Осторожно тронула красный шрам над ребрами.

— Но как это возможно? Я думала… ты мертв. Любой человек был бы мертв…

— Я ведь не человек, Оливия Орвей. Ты сама сказала это на том совете. А для того, чтобы понять, заманила в постель, пообещала наслаждение. — Золотые глаза блеснули. Не спит, оказывается. Затаился и наблюдает из-под опущенных ресниц. Как… змей.

— А кто ты? — тихо спросила я.

— Если сама все видела, то зачем слова? — насмешливо прищурился Сверр.

— Хёгг… У нас говорят дракон… — прошептала я. — Но как?..

— У нас молчат, — ильх снова закрыл глаза, его мышцы расслабились. Но ладонь продолжала поглаживать мою спину. — О хёггах лучше молчать, Лив. Так оно спокойнее.

— А тот, кого ты убил в племени? Тоже… хёгг?

— Дикий и свободный. Без кольца на шее.

Я нахмурилась.

— Что случается, когда надеваешь кольцо?

Он снова качнул головой, чуть улыбаясь.

— А зов хёгга? Что это?

— Ты его чувствуешь. Мой зов… У каждого хёгга он свой, Лив. — Золото блеснуло из-под опущенных век. — Ты не откликнулась на зов Ирвина, да и моему сопротивляешься. — Ильх нахмурился недовольно. — И это очень странно, чужачка…

* * *

Пальцами снова ощупал выступающие косточки на спине Лив. Такая хрупкая. Мелкая. Нежная… И такая строптивая и упрямая, что хочется придушить. Или вновь завалить на кровать. Даже сейчас, когда меня уже утаскивал сон, а тело требовало отдыха, хотелось снова погрузиться в жар лильган. Двигаться, смотреть ей в глаза и снова ласкать ее язык. Так порочно и невероятно приятно… Возбуждение лениво проползло вдоль хребта, разлилось в паху. И Лив покраснела, ощутив мое желание. Я усмехнулся, наблюдая за ней. Борется со мной и с собой, пугается, злится, сопротивляется… Женщина фьордов радовалась бы, а эта… Эта опять задает вопросы. Хочет знать, хочет разобраться. И надеется вернуться за туман, чтобы рассказать обо всем конфедератам.

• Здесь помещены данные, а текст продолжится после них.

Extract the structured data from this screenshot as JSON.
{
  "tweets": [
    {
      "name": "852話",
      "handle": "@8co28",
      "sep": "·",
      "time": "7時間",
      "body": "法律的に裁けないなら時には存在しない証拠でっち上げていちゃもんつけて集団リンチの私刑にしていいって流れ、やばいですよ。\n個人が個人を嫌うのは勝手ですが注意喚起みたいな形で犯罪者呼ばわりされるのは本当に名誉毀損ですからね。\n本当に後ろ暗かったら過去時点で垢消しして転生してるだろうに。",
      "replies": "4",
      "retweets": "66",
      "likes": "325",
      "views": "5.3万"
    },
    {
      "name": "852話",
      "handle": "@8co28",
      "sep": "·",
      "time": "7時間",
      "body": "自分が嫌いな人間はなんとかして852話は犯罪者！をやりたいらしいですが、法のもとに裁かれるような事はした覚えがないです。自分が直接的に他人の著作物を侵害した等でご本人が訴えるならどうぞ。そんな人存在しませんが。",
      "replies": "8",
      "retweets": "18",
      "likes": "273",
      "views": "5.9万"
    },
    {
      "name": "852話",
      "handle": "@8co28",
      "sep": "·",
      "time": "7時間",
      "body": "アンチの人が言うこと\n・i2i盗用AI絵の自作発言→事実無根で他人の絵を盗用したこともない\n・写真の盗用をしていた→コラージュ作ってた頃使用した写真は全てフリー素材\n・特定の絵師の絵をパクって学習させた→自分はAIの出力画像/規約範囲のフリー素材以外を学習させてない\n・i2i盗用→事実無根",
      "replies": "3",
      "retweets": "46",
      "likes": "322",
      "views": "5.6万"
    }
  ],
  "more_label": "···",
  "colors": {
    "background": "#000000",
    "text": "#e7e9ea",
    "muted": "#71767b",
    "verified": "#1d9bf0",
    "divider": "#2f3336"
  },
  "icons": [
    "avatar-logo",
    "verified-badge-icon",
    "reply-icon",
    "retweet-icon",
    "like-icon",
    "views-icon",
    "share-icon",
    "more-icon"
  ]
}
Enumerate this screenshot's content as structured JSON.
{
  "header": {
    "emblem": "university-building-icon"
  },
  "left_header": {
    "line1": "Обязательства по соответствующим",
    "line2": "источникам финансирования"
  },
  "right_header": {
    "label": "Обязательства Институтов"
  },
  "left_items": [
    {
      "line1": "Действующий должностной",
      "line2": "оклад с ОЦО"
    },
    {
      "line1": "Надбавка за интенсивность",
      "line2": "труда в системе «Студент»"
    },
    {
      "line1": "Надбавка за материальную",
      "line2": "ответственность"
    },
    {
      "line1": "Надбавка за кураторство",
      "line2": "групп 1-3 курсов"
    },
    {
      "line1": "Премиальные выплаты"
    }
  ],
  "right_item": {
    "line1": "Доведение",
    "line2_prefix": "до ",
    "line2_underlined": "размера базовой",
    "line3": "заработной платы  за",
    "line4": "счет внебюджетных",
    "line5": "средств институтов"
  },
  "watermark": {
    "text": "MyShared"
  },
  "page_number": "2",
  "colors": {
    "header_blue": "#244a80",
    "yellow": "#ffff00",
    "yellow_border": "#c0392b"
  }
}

Меня это злит, почти пробуждает уснувшую звериную ярость. Стоя у окна башни и наблюдая шатию внизу, я с трудом удержал зверя. Он был так близко, что дымиться начал я сам — человеческое тело, неприспособленное для огня… Но я забыл обо всем. Поставил под угрозу своих людей и город. Видел лишь ее — хрупкую, в белом платье, с яростью отбивающуюся от воинов… И ощущал лишь желание убивать. Убивать всех, каждого, кто прикоснулся к ней… Она должна была лишь закричать! Покориться!

Но Лив молчала. Она дралась, как мужчина, хотя ее силы были ничтожны, и молчала. И я не знал, чего во мне больше — восхищения или ярости.

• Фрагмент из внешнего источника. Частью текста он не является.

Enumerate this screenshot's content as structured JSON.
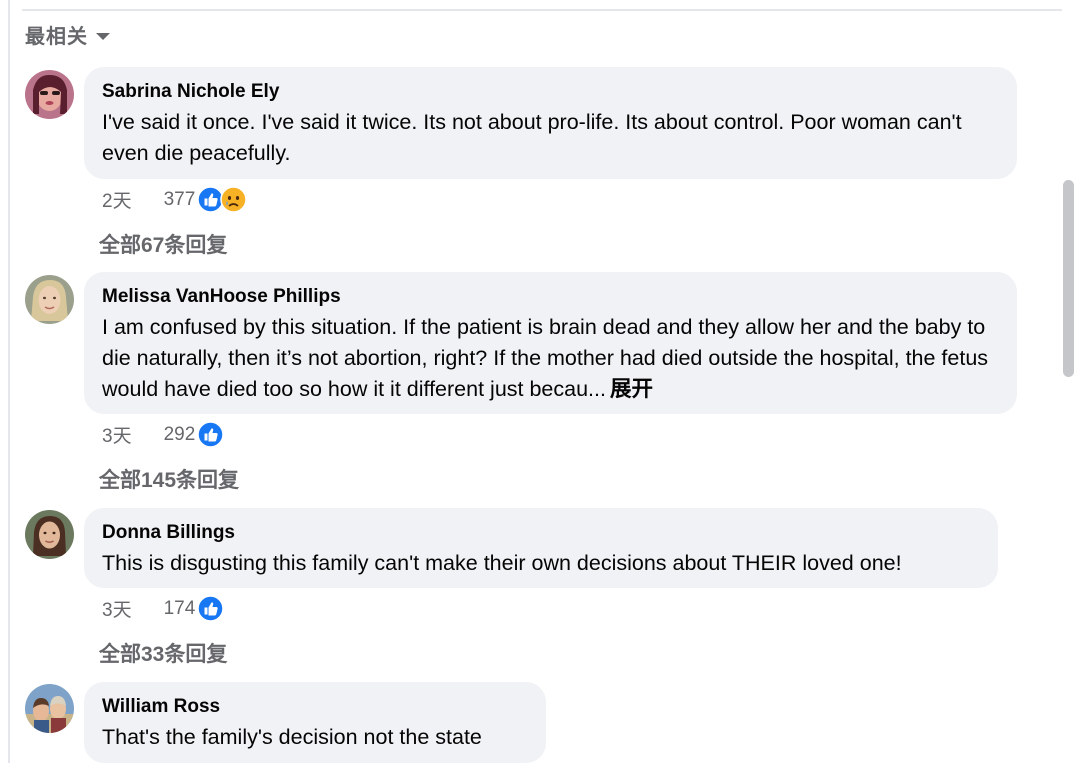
{
  "sort": {
    "label": "最相关"
  },
  "comments": [
    {
      "author": "Sabrina Nichole Ely",
      "text": "I've said it once. I've said it twice. Its not about pro-life. Its about control. Poor woman can't even die peacefully.",
      "time": "2天",
      "reaction_count": "377",
      "reactions": [
        "like-icon",
        "sad-icon"
      ],
      "replies": "全部67条回复"
    },
    {
      "author": "Melissa VanHoose Phillips",
      "text": "I am confused by this situation. If the patient is brain dead and they allow her and the baby to die naturally, then it’s not abortion, right? If the mother had died outside the hospital, the fetus would have died too so how it it different just becau...",
      "see_more": "展开",
      "time": "3天",
      "reaction_count": "292",
      "reactions": [
        "like-icon"
      ],
      "replies": "全部145条回复"
    },
    {
      "author": "Donna Billings",
      "text": "This is disgusting this family can't make their own decisions about THEIR loved one!",
      "time": "3天",
      "reaction_count": "174",
      "reactions": [
        "like-icon"
      ],
      "replies": "全部33条回复"
    },
    {
      "author": "William Ross",
      "text": "That's the family's decision not the state"
    }
  ],
  "colors": {
    "bubble": "#f0f2f5",
    "secondary_text": "#65676b",
    "like_blue": "#1877f2",
    "sad_yellow": "#f7b125"
  }
}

Мой зверь бесновался совсем рядом, пока я осознавал главное. Первое — еще немного, и черный зверь уничтожит Нероальдафе. Второе — Лив меня не позовет. Не попросит помощи, не склонит голову. Она погибнет там, в кругу мужчин и факелов, но не сдастся. Ее гордость сильнее ее желания жить. Возможно, это глупо, но фьорды уважают гордую и храбрую душу в любом теле…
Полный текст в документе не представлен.